Damos vuelta en el callejón de Vereda Nacional. Todo es silencio y paisaje pueblerino, atrás dejamos el ruido urbano. Asemeja a ciertas calles de Coatepec, Ver. Me siento cerca del terruño. Llegamos a la desembocadura de posibilidades: Mar Rojo, Mar Kara, Cda. de Mar Kara, Mar Blanco, Mar Adriático, Lago Garda, más allá Lago de Chapala, Lago de Como. Decidimos perdernos en el oleaje de Mar Kara. Nadamos entre patanería electoral pegada por todos lados, pinches cínicos. Drogui hace lo suyo meando un cartel tirado en la banqueta. Aplaudo su actitud. La guaracha suena en un edificio cercano. El aroma de las fondas me regresa la cordura. Recuerdo la ausencia de los que dejaron huella en esta calle: Don Ramón el de la farmacia de Cda. de Mar Kara colgó los tenis el año pasado, la Sra.
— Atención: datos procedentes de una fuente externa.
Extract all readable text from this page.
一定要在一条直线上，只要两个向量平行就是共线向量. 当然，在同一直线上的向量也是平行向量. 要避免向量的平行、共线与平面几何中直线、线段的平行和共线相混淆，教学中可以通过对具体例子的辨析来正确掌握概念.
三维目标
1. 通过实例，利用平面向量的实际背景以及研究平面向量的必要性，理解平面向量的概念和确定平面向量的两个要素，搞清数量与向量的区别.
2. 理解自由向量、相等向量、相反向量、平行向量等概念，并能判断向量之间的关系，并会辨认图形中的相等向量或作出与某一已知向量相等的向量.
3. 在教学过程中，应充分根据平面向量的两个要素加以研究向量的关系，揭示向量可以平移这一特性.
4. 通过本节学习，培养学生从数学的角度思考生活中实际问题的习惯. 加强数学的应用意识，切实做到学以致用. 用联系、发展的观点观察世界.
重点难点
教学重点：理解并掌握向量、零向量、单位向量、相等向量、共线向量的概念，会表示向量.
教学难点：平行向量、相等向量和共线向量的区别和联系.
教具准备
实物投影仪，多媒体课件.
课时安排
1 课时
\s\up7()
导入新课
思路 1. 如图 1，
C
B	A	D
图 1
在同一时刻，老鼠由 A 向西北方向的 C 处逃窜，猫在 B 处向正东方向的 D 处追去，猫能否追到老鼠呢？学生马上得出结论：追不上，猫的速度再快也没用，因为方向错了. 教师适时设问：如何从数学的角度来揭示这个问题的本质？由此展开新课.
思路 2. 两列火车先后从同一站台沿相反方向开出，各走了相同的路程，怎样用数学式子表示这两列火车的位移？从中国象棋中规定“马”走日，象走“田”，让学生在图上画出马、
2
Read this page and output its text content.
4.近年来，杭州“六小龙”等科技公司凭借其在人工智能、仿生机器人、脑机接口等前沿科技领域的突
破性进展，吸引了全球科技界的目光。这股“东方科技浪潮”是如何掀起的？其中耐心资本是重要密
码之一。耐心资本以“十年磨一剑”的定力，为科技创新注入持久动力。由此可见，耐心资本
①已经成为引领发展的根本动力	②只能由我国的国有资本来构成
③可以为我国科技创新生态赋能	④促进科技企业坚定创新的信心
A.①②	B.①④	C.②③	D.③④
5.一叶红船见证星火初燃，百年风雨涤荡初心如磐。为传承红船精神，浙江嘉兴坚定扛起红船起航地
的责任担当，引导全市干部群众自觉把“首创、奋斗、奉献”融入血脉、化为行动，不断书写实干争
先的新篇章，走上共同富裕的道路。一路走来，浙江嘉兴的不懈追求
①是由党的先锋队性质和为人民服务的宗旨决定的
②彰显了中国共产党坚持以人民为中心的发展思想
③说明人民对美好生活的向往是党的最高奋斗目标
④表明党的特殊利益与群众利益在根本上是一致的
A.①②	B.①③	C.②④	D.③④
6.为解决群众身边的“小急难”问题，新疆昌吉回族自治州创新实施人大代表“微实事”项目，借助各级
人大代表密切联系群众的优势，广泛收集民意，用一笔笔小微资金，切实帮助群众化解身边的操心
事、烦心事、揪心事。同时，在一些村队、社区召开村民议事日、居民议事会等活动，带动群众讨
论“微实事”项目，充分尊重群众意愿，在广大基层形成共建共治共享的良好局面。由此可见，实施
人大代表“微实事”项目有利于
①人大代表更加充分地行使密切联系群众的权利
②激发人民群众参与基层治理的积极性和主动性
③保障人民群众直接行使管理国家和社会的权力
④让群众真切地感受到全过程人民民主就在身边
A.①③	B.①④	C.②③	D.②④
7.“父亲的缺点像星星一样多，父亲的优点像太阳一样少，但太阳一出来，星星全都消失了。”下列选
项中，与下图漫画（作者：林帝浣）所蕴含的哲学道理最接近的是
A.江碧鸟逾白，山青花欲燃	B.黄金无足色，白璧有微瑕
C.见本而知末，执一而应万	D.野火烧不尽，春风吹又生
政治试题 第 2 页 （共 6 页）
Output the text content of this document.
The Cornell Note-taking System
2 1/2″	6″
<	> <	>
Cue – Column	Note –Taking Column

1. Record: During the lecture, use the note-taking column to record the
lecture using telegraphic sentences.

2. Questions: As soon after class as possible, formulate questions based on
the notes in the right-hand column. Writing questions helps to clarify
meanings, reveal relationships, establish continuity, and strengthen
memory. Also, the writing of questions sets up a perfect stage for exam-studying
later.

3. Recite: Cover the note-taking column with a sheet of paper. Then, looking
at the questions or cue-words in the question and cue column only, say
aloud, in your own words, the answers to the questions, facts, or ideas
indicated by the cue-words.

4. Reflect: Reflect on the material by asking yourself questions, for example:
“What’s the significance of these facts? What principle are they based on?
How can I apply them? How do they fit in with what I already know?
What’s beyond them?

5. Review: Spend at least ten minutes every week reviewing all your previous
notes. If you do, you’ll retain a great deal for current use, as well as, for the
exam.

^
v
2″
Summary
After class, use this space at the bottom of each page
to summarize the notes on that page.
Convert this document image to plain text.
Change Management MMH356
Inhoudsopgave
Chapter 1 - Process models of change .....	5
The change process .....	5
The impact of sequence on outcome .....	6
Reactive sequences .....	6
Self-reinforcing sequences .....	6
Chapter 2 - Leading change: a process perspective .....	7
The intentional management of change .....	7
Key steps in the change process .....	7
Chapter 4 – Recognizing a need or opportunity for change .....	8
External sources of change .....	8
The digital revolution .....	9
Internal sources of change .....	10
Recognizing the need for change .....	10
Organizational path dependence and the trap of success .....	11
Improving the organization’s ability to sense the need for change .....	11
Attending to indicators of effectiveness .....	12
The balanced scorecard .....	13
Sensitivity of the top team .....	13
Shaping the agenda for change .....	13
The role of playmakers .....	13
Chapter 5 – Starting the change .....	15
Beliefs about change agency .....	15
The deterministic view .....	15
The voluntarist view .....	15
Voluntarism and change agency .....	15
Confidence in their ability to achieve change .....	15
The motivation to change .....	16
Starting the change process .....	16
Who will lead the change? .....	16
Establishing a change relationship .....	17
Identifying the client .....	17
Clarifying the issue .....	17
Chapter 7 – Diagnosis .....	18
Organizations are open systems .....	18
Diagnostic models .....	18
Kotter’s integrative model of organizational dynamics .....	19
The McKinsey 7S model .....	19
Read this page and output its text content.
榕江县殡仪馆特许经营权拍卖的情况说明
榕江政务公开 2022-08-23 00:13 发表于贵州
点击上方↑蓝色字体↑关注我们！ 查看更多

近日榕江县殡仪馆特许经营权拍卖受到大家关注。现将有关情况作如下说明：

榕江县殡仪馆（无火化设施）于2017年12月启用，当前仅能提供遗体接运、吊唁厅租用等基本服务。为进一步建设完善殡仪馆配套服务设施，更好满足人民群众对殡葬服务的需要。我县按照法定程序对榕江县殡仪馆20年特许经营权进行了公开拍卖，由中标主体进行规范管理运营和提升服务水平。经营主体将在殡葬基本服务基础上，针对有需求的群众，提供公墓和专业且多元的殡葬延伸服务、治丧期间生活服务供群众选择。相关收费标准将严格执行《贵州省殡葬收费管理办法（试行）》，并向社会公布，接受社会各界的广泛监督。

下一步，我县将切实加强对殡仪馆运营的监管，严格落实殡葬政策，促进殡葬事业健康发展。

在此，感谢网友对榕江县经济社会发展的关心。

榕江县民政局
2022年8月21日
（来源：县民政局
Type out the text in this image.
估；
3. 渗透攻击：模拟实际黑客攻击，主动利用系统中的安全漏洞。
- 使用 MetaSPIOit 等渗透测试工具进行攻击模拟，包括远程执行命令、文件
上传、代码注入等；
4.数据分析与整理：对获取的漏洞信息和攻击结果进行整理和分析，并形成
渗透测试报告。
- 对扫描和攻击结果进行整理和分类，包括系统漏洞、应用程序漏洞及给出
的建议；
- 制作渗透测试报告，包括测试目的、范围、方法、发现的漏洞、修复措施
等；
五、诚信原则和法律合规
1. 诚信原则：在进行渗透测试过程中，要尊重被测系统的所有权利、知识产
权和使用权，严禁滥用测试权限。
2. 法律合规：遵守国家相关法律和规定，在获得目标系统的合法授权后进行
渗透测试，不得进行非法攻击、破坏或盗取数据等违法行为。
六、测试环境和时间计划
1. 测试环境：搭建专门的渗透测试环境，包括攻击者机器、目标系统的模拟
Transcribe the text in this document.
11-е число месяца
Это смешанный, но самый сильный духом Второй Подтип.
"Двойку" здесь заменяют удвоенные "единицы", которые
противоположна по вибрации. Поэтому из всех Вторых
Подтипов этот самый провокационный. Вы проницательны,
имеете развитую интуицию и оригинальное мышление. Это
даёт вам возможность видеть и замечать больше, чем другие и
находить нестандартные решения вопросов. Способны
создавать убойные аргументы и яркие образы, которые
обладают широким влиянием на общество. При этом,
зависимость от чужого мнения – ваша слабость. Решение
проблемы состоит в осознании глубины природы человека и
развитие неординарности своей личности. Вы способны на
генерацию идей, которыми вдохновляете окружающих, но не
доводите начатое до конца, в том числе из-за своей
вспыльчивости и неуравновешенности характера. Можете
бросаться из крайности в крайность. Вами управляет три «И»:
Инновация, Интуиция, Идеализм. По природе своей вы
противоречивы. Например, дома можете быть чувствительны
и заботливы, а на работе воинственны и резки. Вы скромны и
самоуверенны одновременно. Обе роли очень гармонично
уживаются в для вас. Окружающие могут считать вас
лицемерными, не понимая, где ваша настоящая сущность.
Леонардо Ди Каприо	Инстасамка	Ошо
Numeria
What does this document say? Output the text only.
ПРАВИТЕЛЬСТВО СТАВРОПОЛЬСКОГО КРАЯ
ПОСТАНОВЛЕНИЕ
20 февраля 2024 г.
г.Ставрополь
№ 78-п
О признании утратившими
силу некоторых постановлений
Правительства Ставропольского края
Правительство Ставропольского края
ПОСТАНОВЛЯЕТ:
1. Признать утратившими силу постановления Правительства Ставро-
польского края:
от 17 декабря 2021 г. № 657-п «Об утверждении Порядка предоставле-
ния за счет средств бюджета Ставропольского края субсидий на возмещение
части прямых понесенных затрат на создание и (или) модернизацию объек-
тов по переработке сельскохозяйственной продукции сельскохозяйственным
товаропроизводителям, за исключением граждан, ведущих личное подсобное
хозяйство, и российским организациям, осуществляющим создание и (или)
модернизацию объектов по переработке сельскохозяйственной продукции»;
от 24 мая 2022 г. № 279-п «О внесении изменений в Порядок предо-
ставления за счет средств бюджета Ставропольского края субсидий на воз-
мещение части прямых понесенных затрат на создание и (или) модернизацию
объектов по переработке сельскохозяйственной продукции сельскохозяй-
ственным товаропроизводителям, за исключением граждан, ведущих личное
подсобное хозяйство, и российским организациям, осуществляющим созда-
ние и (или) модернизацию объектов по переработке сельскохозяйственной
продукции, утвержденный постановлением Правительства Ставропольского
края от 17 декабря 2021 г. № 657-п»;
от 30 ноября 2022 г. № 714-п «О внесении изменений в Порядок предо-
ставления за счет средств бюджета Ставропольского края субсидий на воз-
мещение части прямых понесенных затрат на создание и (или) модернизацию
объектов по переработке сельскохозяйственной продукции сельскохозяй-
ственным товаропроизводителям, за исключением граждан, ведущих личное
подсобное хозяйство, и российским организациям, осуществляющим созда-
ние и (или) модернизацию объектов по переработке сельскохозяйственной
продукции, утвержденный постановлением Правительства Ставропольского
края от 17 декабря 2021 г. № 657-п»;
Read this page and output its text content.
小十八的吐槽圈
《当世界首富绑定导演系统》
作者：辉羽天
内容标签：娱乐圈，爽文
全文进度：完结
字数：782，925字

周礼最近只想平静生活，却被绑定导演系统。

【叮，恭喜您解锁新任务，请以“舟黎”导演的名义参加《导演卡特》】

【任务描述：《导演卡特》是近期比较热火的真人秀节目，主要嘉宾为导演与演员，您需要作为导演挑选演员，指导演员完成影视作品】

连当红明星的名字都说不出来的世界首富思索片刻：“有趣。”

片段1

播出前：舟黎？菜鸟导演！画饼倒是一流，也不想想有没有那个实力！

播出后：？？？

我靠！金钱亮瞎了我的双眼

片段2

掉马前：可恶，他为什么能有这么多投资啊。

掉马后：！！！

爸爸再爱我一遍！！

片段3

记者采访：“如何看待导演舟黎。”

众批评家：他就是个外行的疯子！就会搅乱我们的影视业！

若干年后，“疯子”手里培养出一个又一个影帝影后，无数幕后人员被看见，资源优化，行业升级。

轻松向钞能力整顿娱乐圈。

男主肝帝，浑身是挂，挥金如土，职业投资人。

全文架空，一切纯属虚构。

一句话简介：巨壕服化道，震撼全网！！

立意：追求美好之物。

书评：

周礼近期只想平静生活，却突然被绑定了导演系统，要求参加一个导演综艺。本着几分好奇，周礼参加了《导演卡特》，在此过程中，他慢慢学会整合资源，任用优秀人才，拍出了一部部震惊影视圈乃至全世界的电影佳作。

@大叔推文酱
Martina vecina que vivió enfrente no volvió a experimentar una mañana desde hace tres semanas, el viene-viene de la zona también desapareció, dicen que le dieron a guardar un fierro. Caminar es dialogar con las ciudades, tomar su pulso, olfatear su historia, y comprender nuestro presente desde al anonimato.


El regreso

Tomamos el último descanso al pie de una frondosa jacaranda. Droguiño bosteza y observa en lontananza. Este microcosmos que late día con día entre desembocaduras de ríos, espuma de mares y remanso de lagos, son parte de una ciudad dentro de otra ciudad que forman todas las ciudades que dan vida a la inefable CDMX. Imposible abarcarla en su complejidad y totalidad. Sin duda, esta urbe es una droga dura: una vez inhalada, jamás volverás a ser el mismo. Te escupe las veces que sean necesarias para hacerte entender lo diminuto e intranscendente que eres. Algo dentro de ti se rompe cuando la habitas y también algo nace en ti cuando la penetras. Monstruo que genera adicción por la belleza de sus avenidas, la magnitud de sus construcciones, lo aplastante de su dinamismo, lo inenarrable de sus historias, y por todas las noches de bohemia en las que me he perdido, gozado y descalabrado con soberana desfachatez. Maldita ciudad, llevaré tatuada tus calles, tu smog y tu dicotomía perpetua en la cartografía de mi vida porque no tengo forma de negarte: te detesto y te anhelo en el subconsciente. Eres mía porque me he aventado un tiro contigo todos estos años. Porque aún conservo algo de esperanza y sé que me la debes, cabrona embustera. Son las 8:50 de la mañana, regresamos a casa montados en un pez vela admirando la cotidianidad de los que habitamos las costas de la Anáhuac.